PRESIDENT'S ESSAY
Exhortation, September 11
POSTED
September 11, 2005

Laughter is a gift of God, a sign that we are made in God’s image. The Lord enjoys slapstick humor and pratfalls, laughing at the folly of the raging nations that conspire against Christ (Ps 2) because He knows that the wicked will fall, like Wile E. Coyote, into the trap they set for the righteous (Ps 37:13; 59:8). The Lord invites the righteous to join in: “The righteous will see and fear, and will laugh at him, saying, ‘Behold, the man who would not make God his refuge, but trusted in the abundance of his riches and was strong in his evil desire’” (Ps 52:6-7).

Laughter is a gift of God, but as sinners we twist and pervert laughter as much as we pervert and twist everything else. We twist it by laughing at the wrong things, and we twist it by the way we speak. In our sermon text, Paul mentions two perversions of humor,


and says they should not exist among believers. The first is vulgarity. A vulgar man lacks the imagination to put together a sentence without obscenities.

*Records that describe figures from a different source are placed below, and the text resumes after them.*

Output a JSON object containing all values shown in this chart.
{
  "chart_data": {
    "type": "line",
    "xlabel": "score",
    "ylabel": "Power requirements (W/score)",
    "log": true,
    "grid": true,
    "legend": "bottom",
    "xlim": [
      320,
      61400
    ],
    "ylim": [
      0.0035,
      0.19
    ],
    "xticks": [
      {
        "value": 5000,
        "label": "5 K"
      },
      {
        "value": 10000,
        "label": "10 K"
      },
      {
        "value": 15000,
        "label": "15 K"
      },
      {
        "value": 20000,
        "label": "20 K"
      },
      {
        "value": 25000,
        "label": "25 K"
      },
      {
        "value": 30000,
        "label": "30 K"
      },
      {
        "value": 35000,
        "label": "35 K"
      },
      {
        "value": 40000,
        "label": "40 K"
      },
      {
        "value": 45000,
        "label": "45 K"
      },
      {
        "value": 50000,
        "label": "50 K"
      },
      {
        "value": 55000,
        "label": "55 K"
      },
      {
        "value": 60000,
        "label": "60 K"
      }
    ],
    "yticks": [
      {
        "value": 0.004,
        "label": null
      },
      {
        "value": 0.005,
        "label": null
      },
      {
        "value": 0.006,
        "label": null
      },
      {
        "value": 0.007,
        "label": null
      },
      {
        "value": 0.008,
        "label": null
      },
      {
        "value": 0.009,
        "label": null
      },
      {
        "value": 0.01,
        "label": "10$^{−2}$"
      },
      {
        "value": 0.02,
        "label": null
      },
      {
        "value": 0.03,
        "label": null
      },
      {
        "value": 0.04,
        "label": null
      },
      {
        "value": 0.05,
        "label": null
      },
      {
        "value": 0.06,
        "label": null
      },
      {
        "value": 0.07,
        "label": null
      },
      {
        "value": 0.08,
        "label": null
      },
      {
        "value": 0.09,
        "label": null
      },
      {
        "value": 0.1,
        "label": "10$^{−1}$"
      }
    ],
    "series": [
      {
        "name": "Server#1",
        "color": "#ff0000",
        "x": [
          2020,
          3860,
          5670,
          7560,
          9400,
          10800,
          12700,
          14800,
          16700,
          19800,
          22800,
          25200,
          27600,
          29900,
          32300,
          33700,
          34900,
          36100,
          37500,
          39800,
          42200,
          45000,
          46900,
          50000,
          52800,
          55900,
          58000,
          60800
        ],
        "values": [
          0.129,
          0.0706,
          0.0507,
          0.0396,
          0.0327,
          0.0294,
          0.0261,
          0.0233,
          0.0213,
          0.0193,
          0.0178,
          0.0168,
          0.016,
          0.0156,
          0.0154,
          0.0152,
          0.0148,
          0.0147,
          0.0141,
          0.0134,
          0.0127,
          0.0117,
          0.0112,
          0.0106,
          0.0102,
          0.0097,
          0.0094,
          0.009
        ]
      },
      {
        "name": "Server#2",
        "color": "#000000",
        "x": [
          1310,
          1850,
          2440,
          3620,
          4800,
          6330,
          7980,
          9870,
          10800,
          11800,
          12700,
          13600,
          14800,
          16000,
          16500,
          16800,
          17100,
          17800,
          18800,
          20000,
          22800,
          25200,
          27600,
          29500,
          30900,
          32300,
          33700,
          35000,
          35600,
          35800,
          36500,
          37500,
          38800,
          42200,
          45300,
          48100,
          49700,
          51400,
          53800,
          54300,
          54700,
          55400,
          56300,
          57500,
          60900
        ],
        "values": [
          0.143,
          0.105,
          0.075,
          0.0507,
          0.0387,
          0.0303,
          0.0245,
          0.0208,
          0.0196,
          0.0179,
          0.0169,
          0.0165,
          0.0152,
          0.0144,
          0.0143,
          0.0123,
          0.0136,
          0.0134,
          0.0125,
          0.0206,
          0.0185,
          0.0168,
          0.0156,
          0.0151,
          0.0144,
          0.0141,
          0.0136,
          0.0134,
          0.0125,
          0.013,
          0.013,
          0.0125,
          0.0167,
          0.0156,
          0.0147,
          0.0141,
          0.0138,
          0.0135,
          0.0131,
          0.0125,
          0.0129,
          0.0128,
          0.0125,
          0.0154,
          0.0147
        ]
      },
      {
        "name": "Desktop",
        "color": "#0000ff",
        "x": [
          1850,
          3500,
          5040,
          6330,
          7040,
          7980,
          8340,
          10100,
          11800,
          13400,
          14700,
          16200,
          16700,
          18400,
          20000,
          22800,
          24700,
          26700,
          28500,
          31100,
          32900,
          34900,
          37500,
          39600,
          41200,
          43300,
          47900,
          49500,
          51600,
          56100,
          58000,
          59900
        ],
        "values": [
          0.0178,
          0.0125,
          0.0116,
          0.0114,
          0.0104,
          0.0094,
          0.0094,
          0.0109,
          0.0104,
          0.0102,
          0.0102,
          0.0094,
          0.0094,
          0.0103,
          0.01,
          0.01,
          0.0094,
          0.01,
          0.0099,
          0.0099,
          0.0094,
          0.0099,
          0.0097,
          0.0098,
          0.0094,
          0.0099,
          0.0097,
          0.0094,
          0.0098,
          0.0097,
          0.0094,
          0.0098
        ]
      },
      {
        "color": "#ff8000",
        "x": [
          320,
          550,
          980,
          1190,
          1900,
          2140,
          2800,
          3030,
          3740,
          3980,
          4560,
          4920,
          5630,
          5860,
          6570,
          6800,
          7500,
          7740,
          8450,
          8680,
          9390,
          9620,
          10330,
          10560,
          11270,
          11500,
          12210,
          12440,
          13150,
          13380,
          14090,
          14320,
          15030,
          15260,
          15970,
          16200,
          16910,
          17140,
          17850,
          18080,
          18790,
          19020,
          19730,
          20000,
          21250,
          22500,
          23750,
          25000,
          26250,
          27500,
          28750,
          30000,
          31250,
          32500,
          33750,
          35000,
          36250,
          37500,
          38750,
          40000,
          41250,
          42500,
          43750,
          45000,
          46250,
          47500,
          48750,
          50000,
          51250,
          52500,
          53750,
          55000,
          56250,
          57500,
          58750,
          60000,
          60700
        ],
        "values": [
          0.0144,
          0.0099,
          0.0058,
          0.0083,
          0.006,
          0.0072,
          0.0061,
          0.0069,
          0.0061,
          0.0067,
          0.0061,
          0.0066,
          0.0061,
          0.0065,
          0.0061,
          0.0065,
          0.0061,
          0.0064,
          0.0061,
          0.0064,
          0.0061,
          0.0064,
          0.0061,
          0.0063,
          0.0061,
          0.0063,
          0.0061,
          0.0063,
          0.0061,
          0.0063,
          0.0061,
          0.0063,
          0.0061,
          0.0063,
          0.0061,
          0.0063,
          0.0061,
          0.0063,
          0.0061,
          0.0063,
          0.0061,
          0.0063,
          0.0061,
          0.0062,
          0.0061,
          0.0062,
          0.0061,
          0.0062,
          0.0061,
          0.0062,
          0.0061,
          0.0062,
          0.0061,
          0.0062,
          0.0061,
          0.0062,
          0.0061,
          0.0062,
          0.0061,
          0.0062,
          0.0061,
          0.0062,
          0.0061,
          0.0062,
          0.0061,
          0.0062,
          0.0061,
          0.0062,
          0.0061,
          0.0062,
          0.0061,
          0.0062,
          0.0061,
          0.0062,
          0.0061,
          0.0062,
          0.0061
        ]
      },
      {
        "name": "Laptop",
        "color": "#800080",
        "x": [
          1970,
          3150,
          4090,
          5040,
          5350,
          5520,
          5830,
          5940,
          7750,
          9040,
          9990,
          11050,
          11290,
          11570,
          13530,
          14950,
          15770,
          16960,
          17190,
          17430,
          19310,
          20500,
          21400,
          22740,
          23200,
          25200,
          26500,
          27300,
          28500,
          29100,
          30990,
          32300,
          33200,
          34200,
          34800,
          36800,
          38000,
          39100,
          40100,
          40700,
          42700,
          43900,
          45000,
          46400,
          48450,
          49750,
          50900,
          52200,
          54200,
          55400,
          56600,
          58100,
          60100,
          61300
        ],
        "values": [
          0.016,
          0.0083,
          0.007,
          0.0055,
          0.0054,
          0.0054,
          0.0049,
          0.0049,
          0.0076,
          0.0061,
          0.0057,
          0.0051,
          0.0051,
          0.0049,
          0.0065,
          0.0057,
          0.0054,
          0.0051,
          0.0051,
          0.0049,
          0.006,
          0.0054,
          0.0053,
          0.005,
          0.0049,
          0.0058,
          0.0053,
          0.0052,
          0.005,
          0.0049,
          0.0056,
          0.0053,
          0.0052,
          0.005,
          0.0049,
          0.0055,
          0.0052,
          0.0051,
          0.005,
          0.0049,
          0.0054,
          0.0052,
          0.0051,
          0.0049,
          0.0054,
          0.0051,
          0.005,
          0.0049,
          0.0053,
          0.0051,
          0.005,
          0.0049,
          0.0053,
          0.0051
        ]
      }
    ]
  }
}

Everything he says has a double meaning. He doesn’t care if what he says is appropriate or not. He thrives on shock value, and thinks that his rebellion against decency is cool.

The other perversion is silliness. Paul is talking about the class clown who never says anything serious, who fishes for laughs, who mocks everyone and everything. The silly man is what the Proverbs call a scoffer, and he is destined for punishment and dishonor.

Instead of vulgarity and silliness, our speech should be filled with thanksgiving and praise. That too can take the form of laughter – the surprised laughter of Abraham when he heard the promise that Sarah would bear a son in old age (Gen 17:17), Sarah’s infectious gladness at the birth of a child named “Laughter” (Gen 21:6), the exuberant shouts of the redeemed people of God, who say among the nations “The Lord has done great things for us” (Ps 126:2).